Enfin, les États-Unis s’attacheront à prévenir des massacres de masse [mais pas à ne pas en pratiquer eux-mêmes comme celui des 160 000 Libyens qu’ils avaient reçu mandat de protéger et qu’ils bombardèrent]. Pour ce faire, ils soutiendront la Cour pénale internationale [à la condition qu’elle ne poursuive pas de fonctionnaires US].


D— Le Nouvel ordre régional


Extrême-Orient : Bien que la Chine soit en compétition avec les États-Unis, ils éviteront la confrontation et « chercheront à développer une relation constructive » avec Pékin. Néanmoins, comme on n’est jamais assez prudent, ils poursuivront le déplacement de leurs troupes vers l’Extrême-Orient et se préparent dès à présent à la Guerre mondiale.


Europe : Les États-Unis continueront à s’appuyer sur l’Union européenne qu’ils ont imposé aux Européens, leur principal client. Ils ne manqueront pas d’utiliser l’UE, leur « partenaire indispensable », contre la Russie.


Proche-Orient : Les États-Unis garantissent la survie de la colonie juive de Palestine. Pour ce faire, ils continueront à la doter d’une très importante avance technologique militaire. Surtout, ils poursuivront la construction d’une alliance militaire entre Israël, la Jordanie et les pays du Golfe conduits par l’Arabie saoudite, ce qui enterrera définitivement le mythe du conflit israélo-arabe.


Afrique : Les États-Unis subventionneront de « Jeunes leaders » qu’ils aideront à être démocratiquement élus.


Amérique latine : Les États-Unis lutteront pour la démocratie au Venezuela et à Cuba, qui persistent à leur résister.


E— Conclusion


Concluant son exposé, le président Obama souligne que ce programme ne pourra être accompli qu’en restaurant la coopération entre Républicains et Démocrates, ce qui est une manière de rappeler son projet d’augmentation des dépenses militaires.


Pour être comprise, la nouvelle Doctrine de sécurité nationale doit être replacée dans son contexte. En 2010, le président Obama avait abandonné la théorie de la « guerre préventive », c’est-à-dire le droit du plus fort de tuer qui bon lui semble. Cette fois-ci, il abandonne le projet de « remodelage du Moyen-Orient élargi ». Compte tenu des principes énoncés plus haut, on peut en conclure que les États-Unis vont repousser Daesh vers la Russie, qu’ils ne reconnaîtront finalement pas l’indépendance du Kurdistan irakien, et qu’ils confieront la sécurité d’Israël à la Jordanie et à l’Arabie saoudite et non pas à la Russie comme envisagé en 2012.

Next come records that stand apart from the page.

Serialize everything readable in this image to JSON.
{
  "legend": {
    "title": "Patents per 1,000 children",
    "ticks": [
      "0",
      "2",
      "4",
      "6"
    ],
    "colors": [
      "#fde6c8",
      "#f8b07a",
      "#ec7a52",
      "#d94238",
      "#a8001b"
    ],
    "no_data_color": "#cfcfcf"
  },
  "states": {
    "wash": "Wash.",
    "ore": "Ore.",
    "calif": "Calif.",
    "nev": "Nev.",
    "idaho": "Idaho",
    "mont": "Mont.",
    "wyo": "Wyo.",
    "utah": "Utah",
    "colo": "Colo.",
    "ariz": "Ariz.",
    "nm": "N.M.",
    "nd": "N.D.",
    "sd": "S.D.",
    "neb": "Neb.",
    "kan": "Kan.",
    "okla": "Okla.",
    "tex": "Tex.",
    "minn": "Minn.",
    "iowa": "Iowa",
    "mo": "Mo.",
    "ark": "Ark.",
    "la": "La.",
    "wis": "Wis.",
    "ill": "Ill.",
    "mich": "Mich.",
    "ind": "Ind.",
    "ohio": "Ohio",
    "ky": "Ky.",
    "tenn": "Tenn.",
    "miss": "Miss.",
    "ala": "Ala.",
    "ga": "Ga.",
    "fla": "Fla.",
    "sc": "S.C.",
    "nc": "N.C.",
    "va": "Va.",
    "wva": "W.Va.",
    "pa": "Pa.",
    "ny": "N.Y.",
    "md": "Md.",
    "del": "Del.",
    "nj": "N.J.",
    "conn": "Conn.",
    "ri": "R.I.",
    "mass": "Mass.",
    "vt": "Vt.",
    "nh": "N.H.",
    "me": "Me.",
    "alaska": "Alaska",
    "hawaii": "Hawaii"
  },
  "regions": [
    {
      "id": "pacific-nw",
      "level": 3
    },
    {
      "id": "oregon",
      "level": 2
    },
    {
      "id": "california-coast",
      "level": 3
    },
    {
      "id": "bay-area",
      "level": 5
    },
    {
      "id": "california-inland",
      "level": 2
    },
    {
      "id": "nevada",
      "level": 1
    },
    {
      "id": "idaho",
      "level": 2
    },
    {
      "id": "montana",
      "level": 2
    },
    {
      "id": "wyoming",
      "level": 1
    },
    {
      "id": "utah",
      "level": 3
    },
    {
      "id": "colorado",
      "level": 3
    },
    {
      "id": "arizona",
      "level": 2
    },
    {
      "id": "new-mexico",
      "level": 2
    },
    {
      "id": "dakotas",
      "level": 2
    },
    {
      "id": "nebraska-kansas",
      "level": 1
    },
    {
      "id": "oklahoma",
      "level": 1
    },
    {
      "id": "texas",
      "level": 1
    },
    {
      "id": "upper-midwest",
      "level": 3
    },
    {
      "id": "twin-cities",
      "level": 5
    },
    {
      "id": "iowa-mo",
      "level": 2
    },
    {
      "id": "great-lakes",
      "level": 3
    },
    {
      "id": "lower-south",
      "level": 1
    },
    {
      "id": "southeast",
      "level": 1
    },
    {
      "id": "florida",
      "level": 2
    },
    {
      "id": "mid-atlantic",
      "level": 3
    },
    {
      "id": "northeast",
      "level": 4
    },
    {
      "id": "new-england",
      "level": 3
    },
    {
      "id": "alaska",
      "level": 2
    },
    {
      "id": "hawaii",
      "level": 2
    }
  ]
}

La Doctrine Obama restera dans l’Histoire comme le constat d’un échec et l’annonce d’une catastrophe : Washington abandonne son projet de réorganisation militaire et se lance à nouveau dans le développement de ses armées. Au cours des 70 dernières années, le budget militaire du pays a toujours été en augmentation, sauf en 1991-95 lorsqu’ils pensaient conquérir le monde par la seule voie économique, et en 2013-14 lorsqu’ils prirent conscience de leur désorganisation. En effet, depuis plusieurs années, plus ils mettent d’argent dans leurs armées, moins celles-ci fonctionnent. Cependant personne n’a réussi à réformer le système, ni Donald Rumsfeld, ni Chuck Hagel. Par conséquent, il faudra toujours nourrir plus le Moloch, à la fois d’un point de vue budgétaire et en lui offrant des guerres à livrer.